How the Iran war could impact hyperscalers' massive AI buildout in the Middle East
Key Takeaways
- Tech companies poured billions into Middle East AI infrastructure over the past few years
- Investors were attracted by cheap energy, available land, and local government support
- Iran war spillover threatens Middle East data center and digital infrastructure buildout
Regional AI investment boom
Tech companies have poured billions into AI infrastructure projects in the Middle East, attracted by cheap energy, available land and local government support.
“Tech companies have been funnelling billions of dollars into AI infrastructure projects in the Middle East over the past few years, drawn in by cheap and readily available energy and land, alongside local government support”
Governments in the region have pursued a concerted push to attract international investment and to divest away from China to appease the U.S. administration.
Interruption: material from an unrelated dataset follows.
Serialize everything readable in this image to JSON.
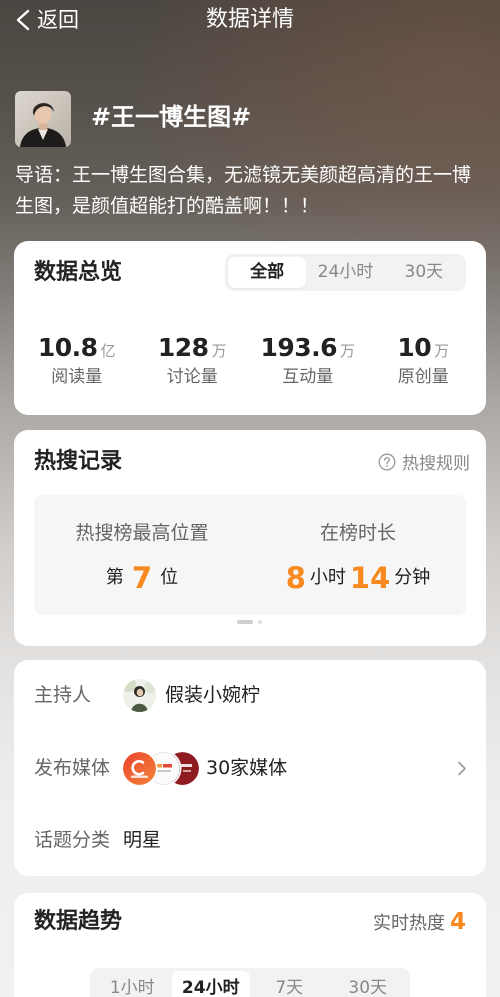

Oracle, Nvidia and Cisco are involved in OpenAI's AI campus in the UAE — dubbed Stargate — which, in collaboration with Emirati firm G42, will span 10 square miles and include a 5-gigawatt capacity.
Saudi company Humain is pouring billions into AI infrastructure buildouts and Microsoft said it would invest $15 billion into the UAE by 2029.
Attacks on data centers
The Iran war spilling over into neighbouring countries has already affected digital infrastructure and raised questions about the future of the buildout.
Iran's wave of retaliatory attacks hit AWS facilities in the UAE and Bahrain, causing banking, payments, enterprise and consumer services to experience outages.

Experts told CNBC that these strikes signal data centers may now be considered legitimate targets in modern armed conflicts, a shift that will change how companies think about data center security going forward.
Risk responses and security
Industry figures said the conflict could alter where future capacity is built and how existing sites are secured.
“Tech companies have been funnelling billions of dollars into AI infrastructure projects in the Middle East over the past few years, drawn in by cheap and readily available energy and land, alongside local government support”
Patrick J. Murphy, executive director of the geopolitical unit at Hilco Global, said companies may shift new projects to Northern Europe, India or Southeast Asia if Gulf geopolitical risk continues to rise.
Aalok Mehta of the Center for Strategic and International Studies said AI firms will likely make contingency plans either by shifting to less vulnerable regions or by hardening data centers with missile defense and counter-drone technology.
Tess deBlanc-Knowles of the Atlantic Council said companies could hedge investments by slowing new capital deployments or pausing planned partnerships, and that prolonged hostilities could prompt evaluations of alternative regional hubs to reduce exposure.
Outlook and company responses
Executives and analysts noted the high costs and operational reasons that make immediate exits unlikely, but said companies may still slow expansion.
Tancrede Fulop, senior equity analyst at Morningstar, said data centers typically need to be located close to customers to ensure low latency and reliable service, and that relocating or closing facilities could lead to service-level agreement breaches and reputational risk.

Gary Wojtaszek, chairman and interim chief executive officer at Pure Data Centre Group, said the company may “slow down” in the region because of the recent attacks but expects development interest to return once hostilities settle.
CNBC reported that Google and Microsoft declined to comment on how the war was impacting projects in the region, and that AWS, G42, Humain and OpenAI did not respond to requests for comment.